Lastly, non-native speakers might miss a nuance here and there. But they add an international view of things that native English speakers will never be able to contribute in that same way. So I’ll simply quote you: “The population of type designers, typographers, and those seriously interested in type is small. We can’t afford to ostracize anyone.”
Thierry's last point is an important one. These are subjects that express themselves in subtle turns of language, in which those who are native speakers have a hard enough time, let alone those who are not native to English. There are cultural differences, too, not only from country to country, but within groups, as well, and from generation to generation. In the U.S., after all the years of the Civil Rights, Women's Rights, and Gay Rights movements, we still lack a neutral dialectic in which fruitful discussions can be held across group lines. That's not to say that we haven't made real strides, but that progress is very slow and sometimes takes backward steps.
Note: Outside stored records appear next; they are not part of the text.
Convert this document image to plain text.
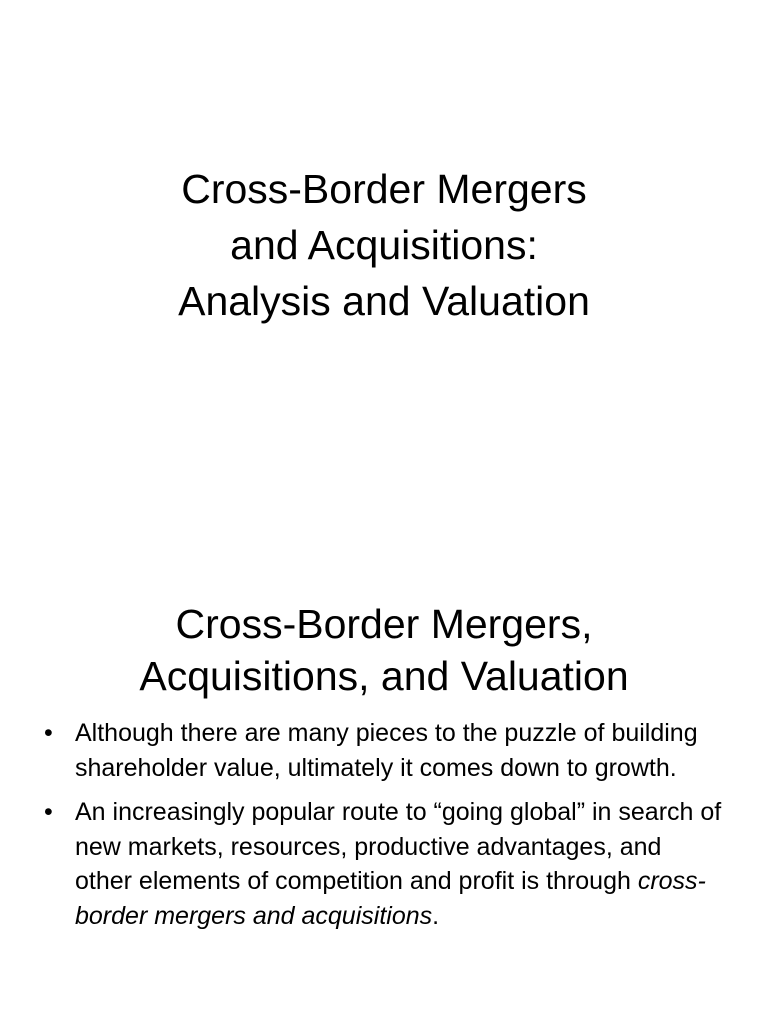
Cross-Border Mergers
and Acquisitions:
Analysis and Valuation
Cross-Border Mergers,
Acquisitions, and Valuation
• Although there are many pieces to the puzzle of building shareholder value, ultimately it comes down to growth.
• An increasingly popular route to “going global” in search of new markets, resources, productive advantages, and other elements of competition and profit is through cross-border mergers and acquisitions.
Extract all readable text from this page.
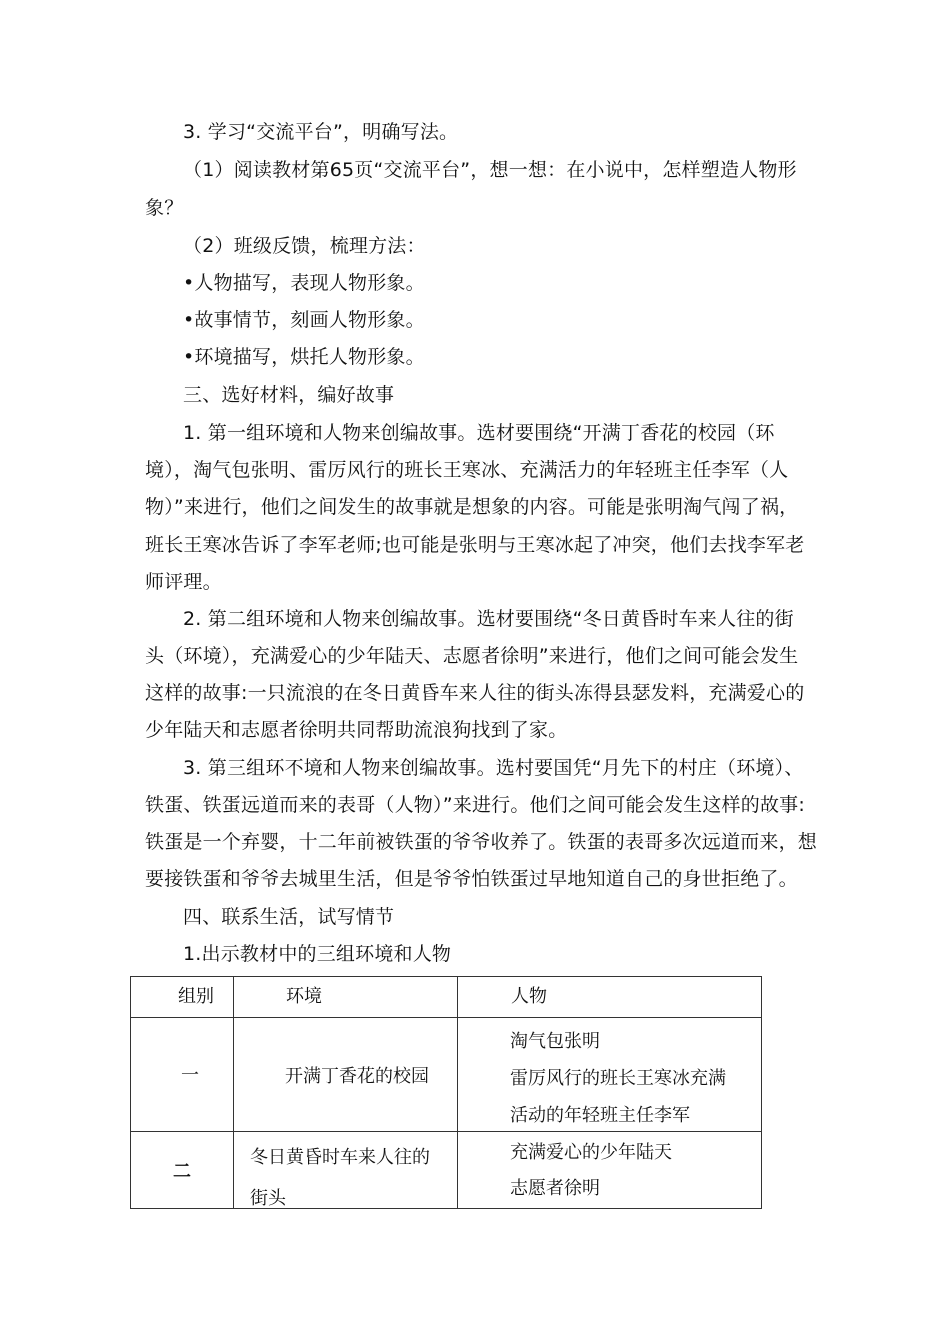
3. 学习“交流平台”，明确写法。
（1）阅读教材第65页“交流平台”，想一想：在小说中，怎样塑造人物形
象？
（2）班级反馈，梳理方法：
•人物描写，表现人物形象。
•故事情节，刻画人物形象。
•环境描写，烘托人物形象。
三、选好材料，编好故事
1. 第一组环境和人物来创编故事。选材要围绕“开满丁香花的校园（环
境），淘气包张明、雷厉风行的班长王寒冰、充满活力的年轻班主任李军（人
物）”来进行，他们之间发生的故事就是想象的内容。可能是张明淘气闯了祸，
班长王寒冰告诉了李军老师;也可能是张明与王寒冰起了冲突，他们去找李军老
师评理。
2. 第二组环境和人物来创编故事。选材要围绕“冬日黄昏时车来人往的街
头（环境），充满爱心的少年陆天、志愿者徐明”来进行，他们之间可能会发生
这样的故事:一只流浪的在冬日黄昏车来人往的街头冻得县瑟发料，充满爱心的
少年陆天和志愿者徐明共同帮助流浪狗找到了家。
3. 第三组环不境和人物来创编故事。选村要国凭“月先下的村庄（环境）、
铁蛋、铁蛋远道而来的表哥（人物）”来进行。他们之间可能会发生这样的故事:
铁蛋是一个弃婴，十二年前被铁蛋的爷爷收养了。铁蛋的表哥多次远道而来，想
要接铁蛋和爷爷去城里生活，但是爷爷怕铁蛋过早地知道自己的身世拒绝了。
四、联系生活，试写情节
1.出示教材中的三组环境和人物
组别	环境	人物

一	开满丁香花的校园	淘气包张明
雷厉风行的班长王寒冰充满
活动的年轻班主任李军

二	冬日黄昏时车来人往的
街头	充满爱心的少年陆天
志愿者徐明
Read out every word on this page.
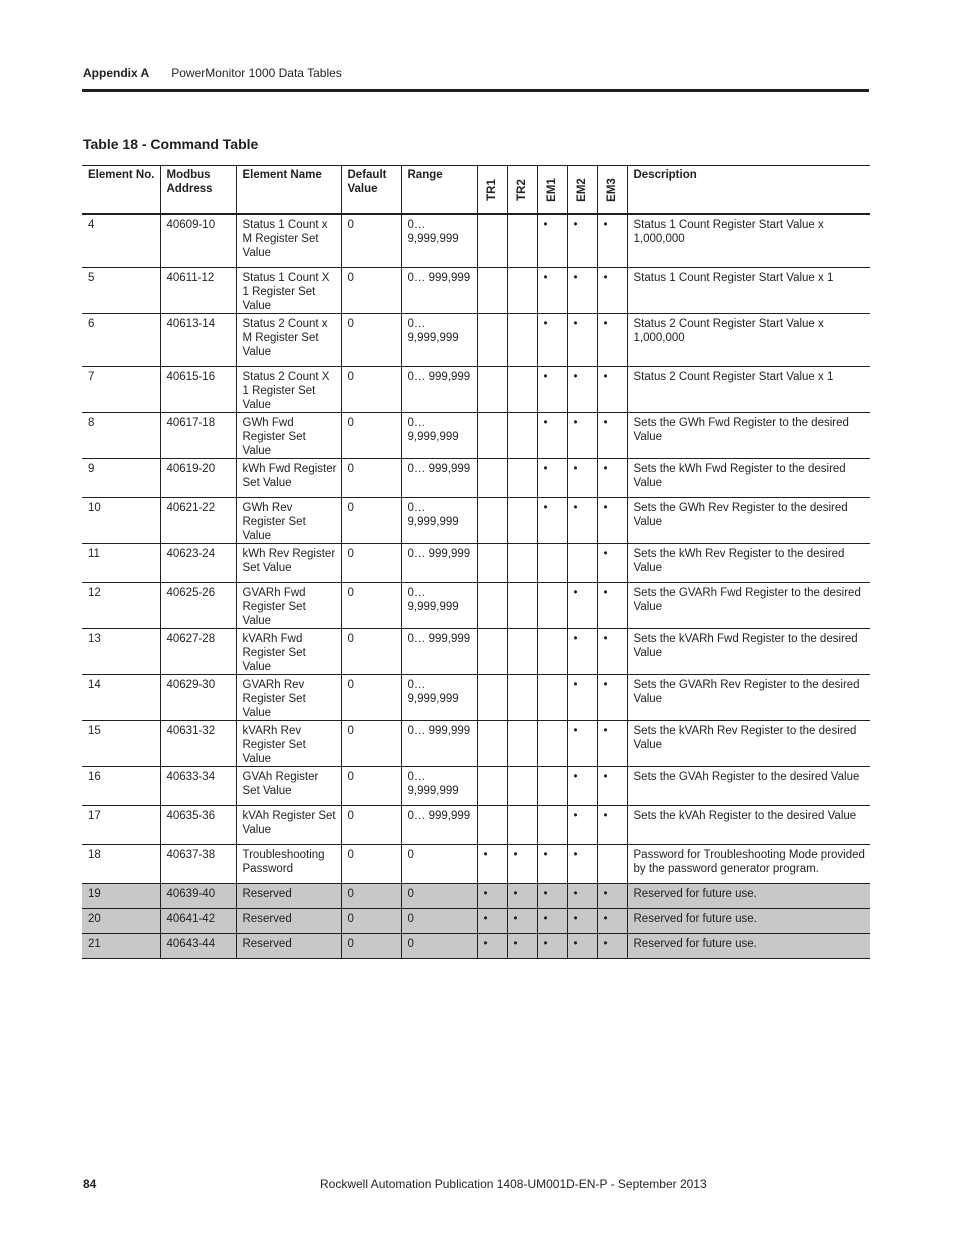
Appendix A PowerMonitor 1000 Data Tables
Table 18 - Command Table
Element No.	Modbus Address	Element Name	Default Value	Range	TR1	TR2	EM1	EM2	EM3	Description
4	40609-10	Status 1 Count x M Register Set Value	0	0… 9,999,999			•	•	•	Status 1 Count Register Start Value x 1,000,000
5	40611-12	Status 1 Count X 1 Register Set Value	0	0… 999,999			•	•	•	Status 1 Count Register Start Value x 1
6	40613-14	Status 2 Count x M Register Set Value	0	0… 9,999,999			•	•	•	Status 2 Count Register Start Value x 1,000,000
7	40615-16	Status 2 Count X 1 Register Set Value	0	0… 999,999			•	•	•	Status 2 Count Register Start Value x 1
8	40617-18	GWh Fwd Register Set Value	0	0… 9,999,999			•	•	•	Sets the GWh Fwd Register to the desired Value
9	40619-20	kWh Fwd Register Set Value	0	0… 999,999			•	•	•	Sets the kWh Fwd Register to the desired Value
10	40621-22	GWh Rev Register Set Value	0	0… 9,999,999			•	•	•	Sets the GWh Rev Register to the desired Value
11	40623-24	kWh Rev Register Set Value	0	0… 999,999					•	Sets the kWh Rev Register to the desired Value
12	40625-26	GVARh Fwd Register Set Value	0	0… 9,999,999				•	•	Sets the GVARh Fwd Register to the desired Value
13	40627-28	kVARh Fwd Register Set Value	0	0… 999,999				•	•	Sets the kVARh Fwd Register to the desired Value
14	40629-30	GVARh Rev Register Set Value	0	0… 9,999,999				•	•	Sets the GVARh Rev Register to the desired Value
15	40631-32	kVARh Rev Register Set Value	0	0… 999,999				•	•	Sets the kVARh Rev Register to the desired Value
16	40633-34	GVAh Register Set Value	0	0… 9,999,999				•	•	Sets the GVAh Register to the desired Value
17	40635-36	kVAh Register Set Value	0	0… 999,999				•	•	Sets the kVAh Register to the desired Value
18	40637-38	Troubleshooting Password	0	0	•	•	•	•		Password for Troubleshooting Mode provided by the password generator program.
19	40639-40	Reserved	0	0	•	•	•	•	•	Reserved for future use.
20	40641-42	Reserved	0	0	•	•	•	•	•	Reserved for future use.
21	40643-44	Reserved	0	0	•	•	•	•	•	Reserved for future use.
84	Rockwell Automation Publication 1408-UM001D-EN-P - September 2013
Be that as it may, I believe the subjects set out by Joe Clark stretch the possibilities of a forum such as this one beyond its natural boundaries. We'd be much better off sticking to the subjects we can discuss fruitfully, and by that I mean the world of type design in an era in which every script has been, or is being, liberated from its earlier confines. There's a lot worth celebrating and even more worth learning more about. (Note that I wrote "type design," not "typography," which is a poor relation around here.)
No one is asking you to be altogether nice, just to be nice enough so that discussions and participants don't get squashed. We value opinions, but we can only get to them through tolerance.
or anyone that young social-justice-warrior manquée wymmynz and racial minorities identify as the oppressor...
It would appear that you are unaware that this is the kind of language which some may find objectionable. I think your heart is in the right place so I point it out with some reservation. It adds nothing to your point. Identifying these groups in a pejorative, dismissive way stigmatizes those who identify or sympathize with such causes.
Was rather intrigued by your points about threaded forums. Will try to quote more from now on.
It may make the people who wrote about it and those being written about feel good themselves, but it does not help those who actually suffered.
I'm sorry Hin-Tak, I don’t understand your analogy either… I can figure out about 3 or 4 different interpretations.
Diversity and inclusion is not so difficult. Why not encourage it?
I had a lot of nasty bantering with Hrant Papazian on Typophile, but we are quite friendly at type conferences. I don’t think it’s worth getting upset about what people type on the internet, it’s not the same as speaking with someone in person.
And when you ban somebody from a forum's very inception, that's what you've created.
I have an old schoolmate who is very, very profane on Facebook. The jerk posted something on somebody else's timeline and got banned for a month. He deserved it and he knows it, too.
I think everybody should be given a chance. And if there's a history of rudeness or any inappropriate behavior, exluding someone for a short period of time as a dust-off; a cooling off period, will usually do the trick. And how about an old fashioned apology?
I seem to remember feeling the need to deliver a few of those back in the days of Typophile.
I don't see any need for a policy that is all black or all white.
We read Joe’s questions regarding our experience, and decided there was no need for further action. This response, which we intended to give him privately, did not reach him in time.
On that note, we have received private comments regarding this thread and have decided that a clarification of the rules is in order to continue to keep TypeDrawers a positive environment.
This thread is now locked while we discuss.